Shudder. I hate pastels. I really don't understand anyone here saying they wouldn't want someone wearing a black dress to their wedding. It's just another colour, FFS. We had one female guest in a black business suit, a couple in black evening dresses, and one couple in jeans and t-shirts! We had a good laugh about that one afterwards. People should stop being so precious and be grateful the guests have gone to the trouble and expense of buying gifts and turning up.

FizzyGreenWater · 20/05/2017 12:32

Terribly rude to call BUT agree that black to a wedding is generally thought of as bad form.

Not universally though, as this thread demonstrates.

I think I'd be replying saying you have a dress, it was expensive, you can't return it, you have nothing else suitable - but if they're willing to fund another dress of your choice you'll happily change it.

Be nice about it if you can, it will earn you brownie points, and it's their wedding so if they are willing to buy you a dress...

littlehandcuffs · 20/05/2017 12:34

Is it worth falling out with your brother and new SIL over? Wedding photos last forever, I wouldn't want to upset my brother on his wedding day over something so trivial.

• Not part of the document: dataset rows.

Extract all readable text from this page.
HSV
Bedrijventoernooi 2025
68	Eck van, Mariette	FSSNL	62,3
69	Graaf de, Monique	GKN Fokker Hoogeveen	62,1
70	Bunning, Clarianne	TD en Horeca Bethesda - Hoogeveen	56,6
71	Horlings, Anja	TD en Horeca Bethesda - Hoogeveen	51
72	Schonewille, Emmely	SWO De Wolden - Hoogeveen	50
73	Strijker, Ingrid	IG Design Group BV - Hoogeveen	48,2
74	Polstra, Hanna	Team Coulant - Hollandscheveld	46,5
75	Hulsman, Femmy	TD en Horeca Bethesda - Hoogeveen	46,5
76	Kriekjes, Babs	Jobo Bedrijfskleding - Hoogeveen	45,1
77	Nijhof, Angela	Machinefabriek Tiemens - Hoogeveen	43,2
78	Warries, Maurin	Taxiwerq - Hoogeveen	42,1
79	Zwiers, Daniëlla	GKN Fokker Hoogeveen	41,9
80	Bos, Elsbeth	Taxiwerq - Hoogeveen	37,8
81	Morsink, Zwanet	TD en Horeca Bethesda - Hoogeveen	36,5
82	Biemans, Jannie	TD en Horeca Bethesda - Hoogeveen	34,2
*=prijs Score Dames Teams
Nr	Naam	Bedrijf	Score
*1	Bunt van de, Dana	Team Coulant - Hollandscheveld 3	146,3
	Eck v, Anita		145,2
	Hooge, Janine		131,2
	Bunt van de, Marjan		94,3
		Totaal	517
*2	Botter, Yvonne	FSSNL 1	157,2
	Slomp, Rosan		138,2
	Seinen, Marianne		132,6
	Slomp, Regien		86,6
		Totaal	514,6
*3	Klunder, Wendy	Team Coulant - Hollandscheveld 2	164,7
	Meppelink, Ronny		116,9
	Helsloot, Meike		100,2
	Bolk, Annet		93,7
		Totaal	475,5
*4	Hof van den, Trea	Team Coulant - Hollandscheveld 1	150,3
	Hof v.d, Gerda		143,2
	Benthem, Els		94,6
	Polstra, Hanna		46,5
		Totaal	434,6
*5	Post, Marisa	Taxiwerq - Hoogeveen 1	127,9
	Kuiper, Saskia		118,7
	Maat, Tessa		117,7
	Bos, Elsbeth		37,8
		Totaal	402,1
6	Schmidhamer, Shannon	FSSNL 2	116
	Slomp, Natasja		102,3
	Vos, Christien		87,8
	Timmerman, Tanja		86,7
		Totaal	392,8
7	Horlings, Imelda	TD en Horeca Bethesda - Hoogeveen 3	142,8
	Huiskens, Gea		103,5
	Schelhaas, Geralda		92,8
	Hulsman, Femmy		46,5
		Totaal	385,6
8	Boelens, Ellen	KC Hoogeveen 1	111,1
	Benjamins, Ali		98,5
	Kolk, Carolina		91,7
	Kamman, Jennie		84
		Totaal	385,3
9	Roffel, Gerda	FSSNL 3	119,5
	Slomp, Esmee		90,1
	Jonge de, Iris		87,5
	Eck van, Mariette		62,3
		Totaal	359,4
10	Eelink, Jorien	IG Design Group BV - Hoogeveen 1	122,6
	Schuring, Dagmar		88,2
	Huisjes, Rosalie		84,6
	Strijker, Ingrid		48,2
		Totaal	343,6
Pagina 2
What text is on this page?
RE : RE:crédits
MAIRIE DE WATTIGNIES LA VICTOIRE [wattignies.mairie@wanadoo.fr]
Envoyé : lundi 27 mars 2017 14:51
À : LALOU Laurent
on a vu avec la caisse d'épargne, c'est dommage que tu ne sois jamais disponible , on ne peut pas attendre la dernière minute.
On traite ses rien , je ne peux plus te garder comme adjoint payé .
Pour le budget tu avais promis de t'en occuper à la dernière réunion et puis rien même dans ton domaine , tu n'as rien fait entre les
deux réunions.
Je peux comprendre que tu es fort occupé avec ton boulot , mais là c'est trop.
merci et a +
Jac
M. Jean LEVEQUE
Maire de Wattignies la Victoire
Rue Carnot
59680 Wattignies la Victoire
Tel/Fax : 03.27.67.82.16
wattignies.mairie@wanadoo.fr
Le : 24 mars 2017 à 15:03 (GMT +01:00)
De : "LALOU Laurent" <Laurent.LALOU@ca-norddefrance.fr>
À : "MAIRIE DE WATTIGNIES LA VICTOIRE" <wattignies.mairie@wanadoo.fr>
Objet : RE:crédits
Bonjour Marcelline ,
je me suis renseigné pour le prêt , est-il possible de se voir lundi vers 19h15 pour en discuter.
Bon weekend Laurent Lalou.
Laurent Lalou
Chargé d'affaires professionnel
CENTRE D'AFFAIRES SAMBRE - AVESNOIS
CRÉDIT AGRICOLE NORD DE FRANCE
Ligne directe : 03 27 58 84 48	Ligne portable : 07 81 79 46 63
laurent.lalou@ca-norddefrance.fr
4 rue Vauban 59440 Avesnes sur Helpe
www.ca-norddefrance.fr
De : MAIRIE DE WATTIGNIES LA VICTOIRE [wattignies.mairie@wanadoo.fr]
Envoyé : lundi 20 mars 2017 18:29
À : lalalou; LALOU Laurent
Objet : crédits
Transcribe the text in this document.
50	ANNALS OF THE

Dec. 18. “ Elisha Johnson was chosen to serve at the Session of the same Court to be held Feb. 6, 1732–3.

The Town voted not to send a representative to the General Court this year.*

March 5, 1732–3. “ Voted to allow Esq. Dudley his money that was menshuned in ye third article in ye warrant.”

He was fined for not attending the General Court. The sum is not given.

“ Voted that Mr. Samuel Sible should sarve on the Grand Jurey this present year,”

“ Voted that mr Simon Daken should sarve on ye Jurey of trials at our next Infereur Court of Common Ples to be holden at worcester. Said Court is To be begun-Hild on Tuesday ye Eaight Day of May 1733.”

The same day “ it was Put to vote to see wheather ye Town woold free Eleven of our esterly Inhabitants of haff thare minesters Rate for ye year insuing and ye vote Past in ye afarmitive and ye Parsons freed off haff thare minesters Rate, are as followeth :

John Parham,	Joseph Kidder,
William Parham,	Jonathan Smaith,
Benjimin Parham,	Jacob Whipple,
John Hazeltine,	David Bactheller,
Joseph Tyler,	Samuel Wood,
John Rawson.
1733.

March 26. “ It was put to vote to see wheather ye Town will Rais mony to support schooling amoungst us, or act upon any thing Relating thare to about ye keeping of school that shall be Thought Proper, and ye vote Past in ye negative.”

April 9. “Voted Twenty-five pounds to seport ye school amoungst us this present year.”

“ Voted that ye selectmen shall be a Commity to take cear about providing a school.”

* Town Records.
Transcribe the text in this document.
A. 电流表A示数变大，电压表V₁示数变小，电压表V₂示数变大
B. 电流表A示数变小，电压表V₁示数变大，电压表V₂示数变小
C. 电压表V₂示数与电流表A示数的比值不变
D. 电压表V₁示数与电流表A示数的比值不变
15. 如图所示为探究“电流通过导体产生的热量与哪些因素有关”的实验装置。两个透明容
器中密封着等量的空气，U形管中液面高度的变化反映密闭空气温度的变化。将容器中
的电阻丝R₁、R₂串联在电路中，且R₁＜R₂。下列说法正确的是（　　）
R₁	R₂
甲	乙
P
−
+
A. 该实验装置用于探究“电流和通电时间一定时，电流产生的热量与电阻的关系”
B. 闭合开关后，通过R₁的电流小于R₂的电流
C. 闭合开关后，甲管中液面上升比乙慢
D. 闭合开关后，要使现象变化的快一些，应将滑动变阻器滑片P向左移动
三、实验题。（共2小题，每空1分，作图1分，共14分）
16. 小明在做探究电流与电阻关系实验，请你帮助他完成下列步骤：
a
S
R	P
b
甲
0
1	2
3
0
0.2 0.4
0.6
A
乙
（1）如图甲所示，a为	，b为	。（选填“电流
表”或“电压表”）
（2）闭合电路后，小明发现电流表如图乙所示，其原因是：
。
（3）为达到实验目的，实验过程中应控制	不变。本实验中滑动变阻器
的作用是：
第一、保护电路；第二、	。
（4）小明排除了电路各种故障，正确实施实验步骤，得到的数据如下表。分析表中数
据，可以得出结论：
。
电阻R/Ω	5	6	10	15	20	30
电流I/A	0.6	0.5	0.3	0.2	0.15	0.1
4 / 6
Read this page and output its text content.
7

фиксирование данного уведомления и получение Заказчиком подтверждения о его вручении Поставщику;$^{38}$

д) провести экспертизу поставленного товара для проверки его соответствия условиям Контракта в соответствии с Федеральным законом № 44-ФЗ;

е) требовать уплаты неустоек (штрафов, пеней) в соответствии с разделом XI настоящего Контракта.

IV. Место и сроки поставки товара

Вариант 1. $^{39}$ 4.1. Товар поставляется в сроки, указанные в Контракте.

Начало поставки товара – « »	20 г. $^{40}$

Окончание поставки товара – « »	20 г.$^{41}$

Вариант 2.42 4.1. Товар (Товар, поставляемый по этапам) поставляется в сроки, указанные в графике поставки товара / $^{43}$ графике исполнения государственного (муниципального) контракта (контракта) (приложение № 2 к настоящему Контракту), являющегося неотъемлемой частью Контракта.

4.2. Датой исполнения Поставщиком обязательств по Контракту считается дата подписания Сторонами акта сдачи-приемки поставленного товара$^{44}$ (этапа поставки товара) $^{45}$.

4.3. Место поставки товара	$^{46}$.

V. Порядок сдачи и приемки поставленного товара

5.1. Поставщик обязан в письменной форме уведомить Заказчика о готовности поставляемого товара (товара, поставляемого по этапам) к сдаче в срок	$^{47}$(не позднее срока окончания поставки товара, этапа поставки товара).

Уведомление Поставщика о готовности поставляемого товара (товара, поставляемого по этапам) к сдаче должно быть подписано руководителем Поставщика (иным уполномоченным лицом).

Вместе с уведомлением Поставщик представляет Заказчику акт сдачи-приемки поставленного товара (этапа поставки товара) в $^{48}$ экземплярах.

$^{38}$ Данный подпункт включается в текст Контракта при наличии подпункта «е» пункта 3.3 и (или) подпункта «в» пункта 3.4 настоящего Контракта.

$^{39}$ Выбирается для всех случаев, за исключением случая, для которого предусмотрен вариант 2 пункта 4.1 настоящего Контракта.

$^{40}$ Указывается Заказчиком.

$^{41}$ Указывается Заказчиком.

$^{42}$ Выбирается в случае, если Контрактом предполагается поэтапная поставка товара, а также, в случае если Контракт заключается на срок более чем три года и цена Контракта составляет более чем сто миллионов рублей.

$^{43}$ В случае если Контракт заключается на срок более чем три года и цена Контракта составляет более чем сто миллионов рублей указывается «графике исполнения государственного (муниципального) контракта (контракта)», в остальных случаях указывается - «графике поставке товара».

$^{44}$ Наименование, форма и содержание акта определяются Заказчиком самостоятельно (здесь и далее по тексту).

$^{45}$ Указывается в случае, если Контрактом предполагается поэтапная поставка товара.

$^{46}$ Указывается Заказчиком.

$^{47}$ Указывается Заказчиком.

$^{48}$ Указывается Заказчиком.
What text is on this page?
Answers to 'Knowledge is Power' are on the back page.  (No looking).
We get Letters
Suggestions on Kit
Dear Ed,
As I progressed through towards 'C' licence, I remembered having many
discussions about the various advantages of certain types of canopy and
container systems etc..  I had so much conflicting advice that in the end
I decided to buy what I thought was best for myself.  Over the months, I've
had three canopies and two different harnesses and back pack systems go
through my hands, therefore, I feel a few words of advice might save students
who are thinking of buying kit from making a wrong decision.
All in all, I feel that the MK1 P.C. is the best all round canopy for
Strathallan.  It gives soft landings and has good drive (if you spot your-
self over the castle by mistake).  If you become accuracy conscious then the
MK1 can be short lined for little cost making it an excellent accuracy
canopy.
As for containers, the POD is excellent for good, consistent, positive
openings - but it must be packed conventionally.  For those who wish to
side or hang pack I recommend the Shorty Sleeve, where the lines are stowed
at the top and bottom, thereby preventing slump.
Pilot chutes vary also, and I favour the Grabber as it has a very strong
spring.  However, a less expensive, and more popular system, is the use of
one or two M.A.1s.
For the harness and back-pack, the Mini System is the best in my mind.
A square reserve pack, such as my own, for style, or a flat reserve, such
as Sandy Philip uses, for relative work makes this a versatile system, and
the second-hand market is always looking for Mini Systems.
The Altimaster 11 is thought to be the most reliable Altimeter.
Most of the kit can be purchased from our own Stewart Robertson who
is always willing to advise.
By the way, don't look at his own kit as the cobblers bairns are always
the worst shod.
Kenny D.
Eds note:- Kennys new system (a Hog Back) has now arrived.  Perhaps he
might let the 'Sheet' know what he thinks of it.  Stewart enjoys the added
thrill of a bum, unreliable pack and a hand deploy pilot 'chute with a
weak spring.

FizzyGreenWater · 20/05/2017 12:35

Hmm. Well there's pastels and pastels. I'm still on the side of make them buy you a dress, you choose it, but you'll try to meet them half way.

Then you can eBay the dress!

Friolero · 20/05/2017 12:36

I've never heard of this about wearing black to a wedding. It really wouldn't bother me.

Am off to look through my wedding photos to see who was against our wedding Grin

StatisticallyChallenged · 20/05/2017 12:39

If I look at a waist up shot every man there was against ours; standard highlandwear jackets are black Grin, and there's quite a few well dressed women wearing black too.

I'm a similar age to you OP which might be a factor, if I look through friends wedding albums there's folk wearing black in all of them.

BabytoBoris · 20/05/2017 12:40

I'd not wear black to a wedding either. Id also wonder about a SIL and MIL wearing somber colours to a wedding. Not sure it's an age thing, more a cultural thing?